Glazed Brussels Sprouts, Apples and Bacon
AND WE’RE BACK!
Tender within and crispy-crunchy without, these were Brussels Sprouts at their finest. Vegetal, creamy and tasting a bit like wonderfully sauteed cabbage, they were paired with crispy bacon, apples that were fit for a pie and a honeyed glaze that must be what angels eat every day. Seriously the most amazing mix between vegetable and animal, sweet and salty, crisp and soft. Awesomely delicious. Definitely need to recreate it at home.
Red Velvet Cake Doughnuts with White Chocolate Ice Cream and Drizzle.

YES! Cakey, dense, chocolaty, heavy doughnuts. I mean I love the word heavy when it comes to dessert.

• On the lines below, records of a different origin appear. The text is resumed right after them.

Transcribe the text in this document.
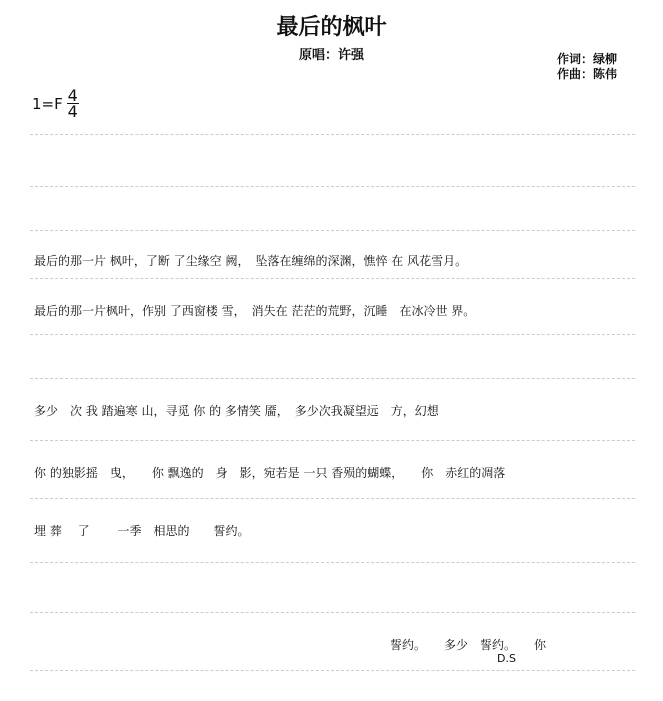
最后的枫叶
原唱：许强	作词：绿柳
作曲：陈伟
1=F 4
4
最后的那一片 枫叶，了断 了尘缘空 阙，　坠落在缠绵的深渊，憔悴 在 风花雪月。
最后的那一片枫叶，作别 了西窗楼 雪，　消失在 茫茫的荒野，沉睡　在冰冷世 界。
多少　次 我 踏遍寒 山，寻觅 你 的 多情笑 靥，　多少次我凝望远　方，幻想
你 的独影摇　曳，　　你 飘逸的　身　影，宛若是 一只 香殒的蝴蝶，　　你　赤红的凋落
埋 葬　 了　　 一季　相思的　　誓约。
誓约。　　多少　誓约。　　你
D.S
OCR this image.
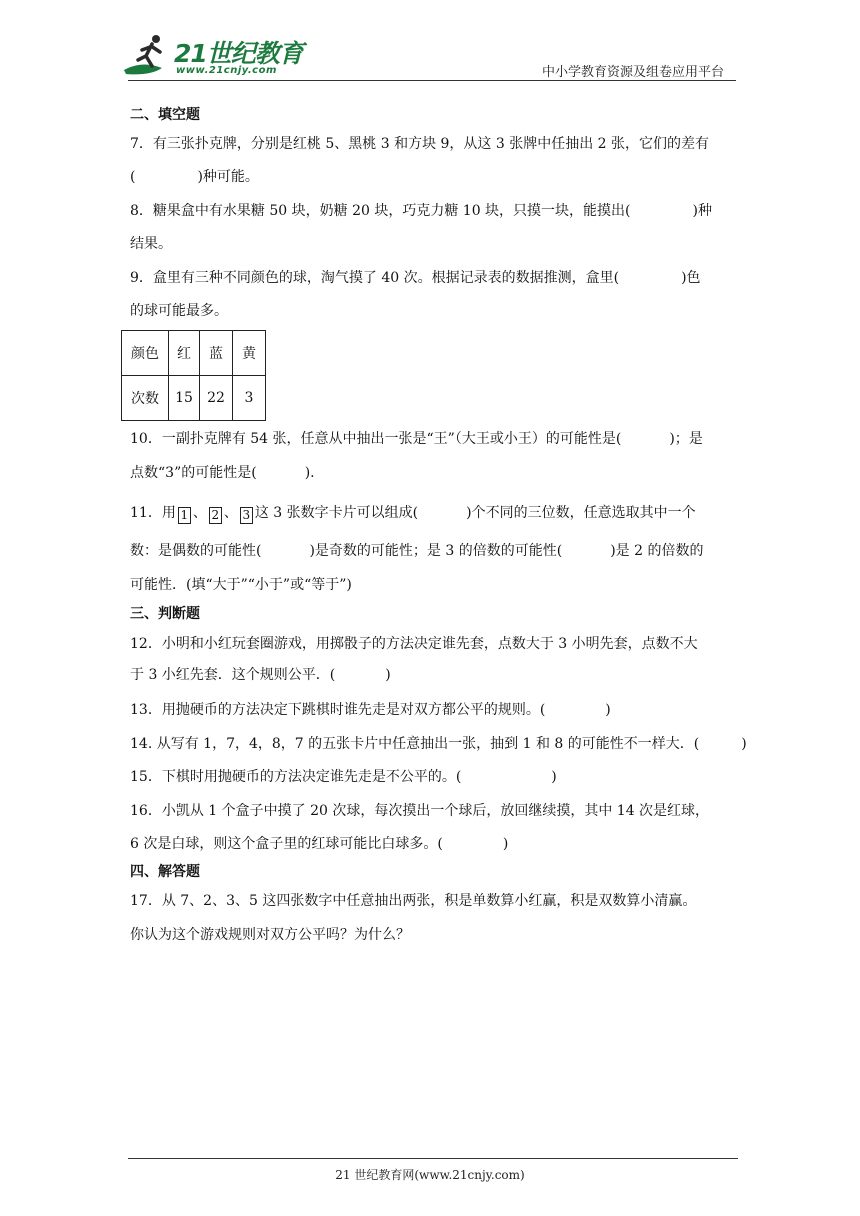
21世纪教育
www.21cnjy.com	中小学教育资源及组卷应用平台
二、填空题
7．有三张扑克牌，分别是红桃 5、黑桃 3 和方块 9，从这 3 张牌中任抽出 2 张，它们的差有
(	)种可能。
8．糖果盒中有水果糖 50 块，奶糖 20 块，巧克力糖 10 块，只摸一块，能摸出(	)种
结果。
9．盒里有三种不同颜色的球，淘气摸了 40 次。根据记录表的数据推测，盒里(	)色
的球可能最多。
颜色	红	蓝	黄
次数	15	22	3
10．一副扑克牌有 54 张，任意从中抽出一张是“王”（大王或小王）的可能性是(	)；是
点数“3”的可能性是(	).
11．用 1 、 2 、 3 这 3 张数字卡片可以组成(	)个不同的三位数，任意选取其中一个
数：是偶数的可能性(	)是奇数的可能性；是 3 的倍数的可能性(	)是 2 的倍数的
可能性．(填“大于”“小于”或“等于”)
三、判断题
12．小明和小红玩套圈游戏，用掷骰子的方法决定谁先套，点数大于 3 小明先套，点数不大
于 3 小红先套．这个规则公平．(	)
13．用抛硬币的方法决定下跳棋时谁先走是对双方都公平的规则。(	)
14. 从写有 1，7，4，8，7 的五张卡片中任意抽出一张，抽到 1 和 8 的可能性不一样大．(	)
15．下棋时用抛硬币的方法决定谁先走是不公平的。(	)
16．小凯从 1 个盒子中摸了 20 次球，每次摸出一个球后，放回继续摸，其中 14 次是红球，
6 次是白球，则这个盒子里的红球可能比白球多。(	)
四、解答题
17．从 7、2、3、5 这四张数字中任意抽出两张，积是单数算小红赢，积是双数算小清赢。
你认为这个游戏规则对双方公平吗？为什么？
21 世纪教育网(www.21cnjy.com)
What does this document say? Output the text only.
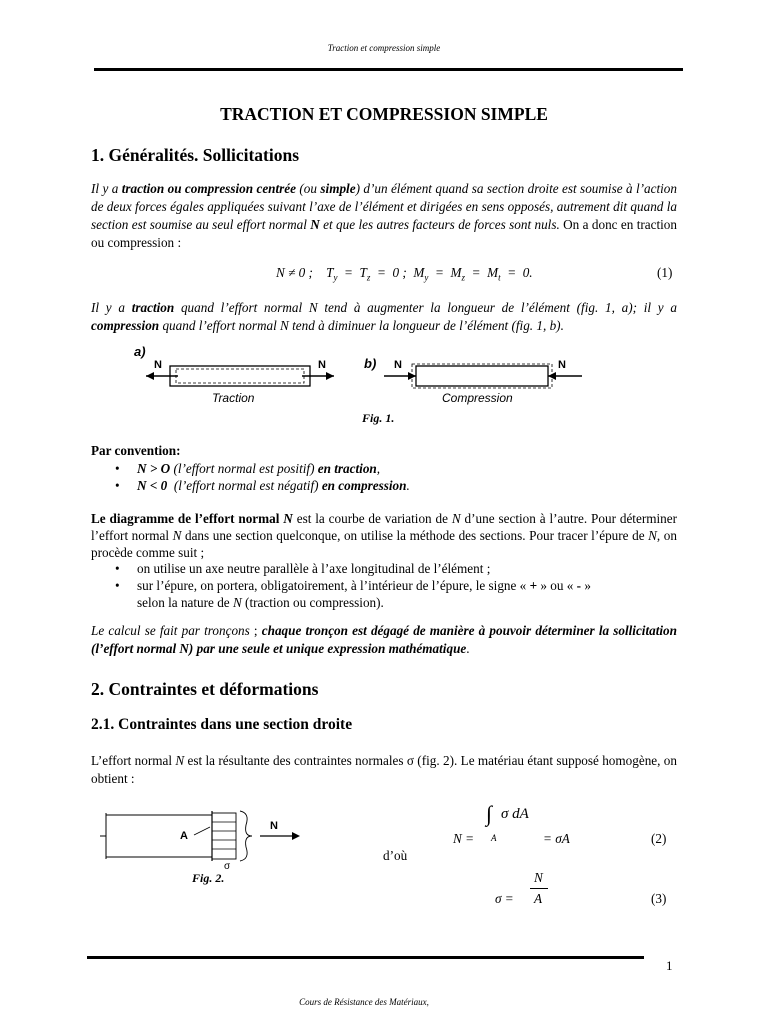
Traction et compression simple
TRACTION ET COMPRESSION SIMPLE
1. Généralités. Sollicitations
Il y a traction ou compression centrée (ou simple) d’un élément quand sa section droite est soumise à l’action de deux forces égales appliquées suivant l’axe de l’élément et dirigées en sens opposés, autrement dit quand la section est soumise au seul effort normal N et que les autres facteurs de forces sont nuls. On a donc en traction ou compression :
N ≠ 0 ; $T_y = T_z = 0$ ; $M_y = M_z = M_t = 0$.	(1)
Il y a traction quand l’effort normal N tend à augmenter la longueur de l’élément (fig. 1, a); il y a compression quand l’effort normal N tend à diminuer la longueur de l’élément (fig. 1, b).
a)
N	N
Traction
b) N	N
Compression
Fig. 1.
Par convention:
• N > O (l’effort normal est positif) en traction,
• N < 0  (l’effort normal est négatif) en compression.
Le diagramme de l’effort normal N est la courbe de variation de N d’une section à l’autre. Pour déterminer l’effort normal N dans une section quelconque, on utilise la méthode des sections. Pour tracer l’épure de N, on procède comme suit ;
• on utilise un axe neutre parallèle à l’axe longitudinal de l’élément ;
• sur l’épure, on portera, obligatoirement, à l’intérieur de l’épure, le signe « + » ou « - »
selon la nature de N (traction ou compression).
Le calcul se fait par tronçons ; chaque tronçon est dégagé de manière à pouvoir déterminer la sollicitation (l’effort normal N) par une seule et unique expression mathématique.
2. Contraintes et déformations
2.1. Contraintes dans une section droite
L’effort normal N est la résultante des contraintes normales σ (fig. 2). Le matériau étant supposé homogène, on obtient :
A
σ
N
Fig. 2.
∫ σ dA
A
N =	= σA	(2)
d’où
N
A
σ =	(3)
1
Cours de Résistance des Matériaux,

And I loved this dessert. Get it.

And get yourself to 9! It has great food in cool surroundings with great service. I DO have to mention that they only let you put 2 credit cards on a check, which can be extremely prohibitive if you are dining with other people – I mean, we all like to get miles, right? It is a wee bit expensive, and there are VERY few vegetarian options, but other than that, I think anyone would love it.
And that’s what is happening with Hell’s Kitchen.

Comments

  1. Hungry says:

    You're a much better neighborhood contributor than I am.

  2. Fritos and Foie Gras says:

    @Hungry-well, I am also way lazier than you. You go out of Manhattan a lot more!

  3. Chef of Hell Kitchen 2011 says:

    From dangerous bar to a classy dinning restaurant. very impressive.